HR, hazard ratio; aHR, adjusted hazard ratio

aBecause some patients already received medical order of smear/culture at outpatient clinics, Model 3 was restricted to those who had not been suspected to have TB at admission. Only patients who had their index cultures sent after hospital visits were included for Model 3. Thus, 169 (93.9%) patients in 2001 and 73 (90.1%) in 2014 had their index cultures sent after their hospital visits (p = 0.307).

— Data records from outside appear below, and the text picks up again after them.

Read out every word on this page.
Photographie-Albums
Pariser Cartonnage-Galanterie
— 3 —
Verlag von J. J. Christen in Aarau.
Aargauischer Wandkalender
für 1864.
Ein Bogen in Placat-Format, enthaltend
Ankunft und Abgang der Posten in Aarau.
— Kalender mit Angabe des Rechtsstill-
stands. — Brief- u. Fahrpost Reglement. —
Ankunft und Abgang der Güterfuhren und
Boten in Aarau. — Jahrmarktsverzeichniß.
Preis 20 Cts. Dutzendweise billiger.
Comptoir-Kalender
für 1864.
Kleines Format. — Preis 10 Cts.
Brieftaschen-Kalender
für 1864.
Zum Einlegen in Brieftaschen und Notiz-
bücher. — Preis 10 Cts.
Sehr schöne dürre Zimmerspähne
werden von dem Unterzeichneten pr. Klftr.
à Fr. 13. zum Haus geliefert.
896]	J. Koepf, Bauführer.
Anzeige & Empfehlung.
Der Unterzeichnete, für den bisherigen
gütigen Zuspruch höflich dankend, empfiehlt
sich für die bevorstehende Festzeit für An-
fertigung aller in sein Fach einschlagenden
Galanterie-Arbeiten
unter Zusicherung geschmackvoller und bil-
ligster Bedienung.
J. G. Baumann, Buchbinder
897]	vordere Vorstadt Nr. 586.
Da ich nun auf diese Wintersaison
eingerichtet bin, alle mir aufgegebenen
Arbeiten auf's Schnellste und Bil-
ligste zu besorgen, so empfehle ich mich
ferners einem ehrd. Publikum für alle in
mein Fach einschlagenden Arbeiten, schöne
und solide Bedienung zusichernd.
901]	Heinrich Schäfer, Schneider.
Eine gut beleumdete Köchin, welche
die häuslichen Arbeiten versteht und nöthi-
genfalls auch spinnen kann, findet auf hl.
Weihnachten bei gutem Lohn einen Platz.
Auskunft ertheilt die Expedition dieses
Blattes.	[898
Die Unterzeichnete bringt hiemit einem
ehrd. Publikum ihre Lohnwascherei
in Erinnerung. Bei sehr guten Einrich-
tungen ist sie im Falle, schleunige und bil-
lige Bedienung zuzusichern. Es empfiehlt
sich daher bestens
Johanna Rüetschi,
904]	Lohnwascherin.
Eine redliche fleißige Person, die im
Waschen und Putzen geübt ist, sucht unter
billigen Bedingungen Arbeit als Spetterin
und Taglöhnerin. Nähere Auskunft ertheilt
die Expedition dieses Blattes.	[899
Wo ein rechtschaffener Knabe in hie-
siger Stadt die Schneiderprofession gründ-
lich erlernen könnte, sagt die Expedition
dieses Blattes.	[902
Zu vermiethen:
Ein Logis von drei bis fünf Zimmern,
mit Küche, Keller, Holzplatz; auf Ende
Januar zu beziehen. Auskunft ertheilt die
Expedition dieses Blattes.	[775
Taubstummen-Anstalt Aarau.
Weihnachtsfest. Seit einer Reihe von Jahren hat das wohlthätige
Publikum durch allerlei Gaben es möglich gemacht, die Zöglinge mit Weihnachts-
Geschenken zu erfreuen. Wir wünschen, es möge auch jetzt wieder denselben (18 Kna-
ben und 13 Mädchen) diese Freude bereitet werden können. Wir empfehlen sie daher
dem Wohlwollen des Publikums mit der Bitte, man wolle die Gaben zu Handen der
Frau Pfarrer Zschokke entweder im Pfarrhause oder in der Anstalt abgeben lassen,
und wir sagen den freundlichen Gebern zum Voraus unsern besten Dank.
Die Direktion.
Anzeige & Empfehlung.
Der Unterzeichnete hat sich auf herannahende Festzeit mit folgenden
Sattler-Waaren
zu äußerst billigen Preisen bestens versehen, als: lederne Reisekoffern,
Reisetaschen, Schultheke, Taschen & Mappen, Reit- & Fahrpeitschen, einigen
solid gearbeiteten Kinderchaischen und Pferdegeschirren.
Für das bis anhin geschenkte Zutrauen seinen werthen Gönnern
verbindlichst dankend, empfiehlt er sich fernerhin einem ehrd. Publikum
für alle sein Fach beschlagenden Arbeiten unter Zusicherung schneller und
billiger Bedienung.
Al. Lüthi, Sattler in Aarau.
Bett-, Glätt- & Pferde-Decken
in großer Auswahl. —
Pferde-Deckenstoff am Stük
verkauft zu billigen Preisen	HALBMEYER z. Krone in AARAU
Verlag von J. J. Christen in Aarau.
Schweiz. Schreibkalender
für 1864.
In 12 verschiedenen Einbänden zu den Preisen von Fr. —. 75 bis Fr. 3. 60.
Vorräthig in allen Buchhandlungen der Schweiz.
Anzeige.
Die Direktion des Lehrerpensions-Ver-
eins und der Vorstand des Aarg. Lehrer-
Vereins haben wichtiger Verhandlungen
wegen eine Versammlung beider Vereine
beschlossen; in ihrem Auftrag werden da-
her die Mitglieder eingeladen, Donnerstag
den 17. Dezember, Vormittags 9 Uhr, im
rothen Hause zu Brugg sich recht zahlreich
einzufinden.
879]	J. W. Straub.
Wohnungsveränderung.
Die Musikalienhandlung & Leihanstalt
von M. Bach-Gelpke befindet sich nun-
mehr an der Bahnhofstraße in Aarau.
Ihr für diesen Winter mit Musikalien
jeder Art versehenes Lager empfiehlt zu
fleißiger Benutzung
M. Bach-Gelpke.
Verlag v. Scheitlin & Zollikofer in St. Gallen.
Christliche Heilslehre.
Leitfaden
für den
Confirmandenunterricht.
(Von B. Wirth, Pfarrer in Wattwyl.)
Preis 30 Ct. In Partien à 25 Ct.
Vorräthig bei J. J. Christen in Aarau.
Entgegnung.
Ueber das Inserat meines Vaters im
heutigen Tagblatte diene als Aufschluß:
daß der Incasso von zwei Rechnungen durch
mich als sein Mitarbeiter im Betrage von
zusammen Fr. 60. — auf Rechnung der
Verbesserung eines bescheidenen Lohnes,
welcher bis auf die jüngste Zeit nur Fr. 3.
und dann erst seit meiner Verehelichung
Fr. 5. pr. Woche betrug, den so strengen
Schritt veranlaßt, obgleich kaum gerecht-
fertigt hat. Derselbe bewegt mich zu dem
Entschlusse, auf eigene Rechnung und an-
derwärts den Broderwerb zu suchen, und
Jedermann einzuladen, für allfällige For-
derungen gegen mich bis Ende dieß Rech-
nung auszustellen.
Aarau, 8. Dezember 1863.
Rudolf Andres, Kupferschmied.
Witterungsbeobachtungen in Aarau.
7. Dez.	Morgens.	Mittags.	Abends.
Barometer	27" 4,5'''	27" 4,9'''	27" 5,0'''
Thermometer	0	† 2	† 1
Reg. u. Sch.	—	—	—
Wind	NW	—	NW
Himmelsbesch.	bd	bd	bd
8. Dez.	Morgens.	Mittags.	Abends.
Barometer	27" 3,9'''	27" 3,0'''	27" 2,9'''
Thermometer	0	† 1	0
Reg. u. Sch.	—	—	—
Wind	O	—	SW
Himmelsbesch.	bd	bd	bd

Effect of fluorescent microscopy

Switching to auramine-rhodamine staining with fluorescent microscopy doubled the overall positive sputum smear rate from 22.8% (2001) to 48.1% (2014) (P<0.001), particularly in patients with non-cavitary lung lesions (18.8% to 42.9%, P<0.001) (Table 1). Cox regression analyses shows that a positive sputum smear was associated with an earlier respiratory isolation (aHR 3.2, 95% CI 2.1–4.9, P<0.001) (Table 2: Model 2). Causal mediation analyses show that the two-fold higher sputum smear detection rate of fluorescence microscopy doubled the likelihood of early respiratory isolation (odds ratio [OR] for natural indirect effect mediated by improved sputum smear detection rate: 1.8, 95%CI 1.3–2.5, P<0.001) (Fig 2).

Fig 2

Causal mediation analyses of the effect attributable to switching from conventional to fluorescence microscopy.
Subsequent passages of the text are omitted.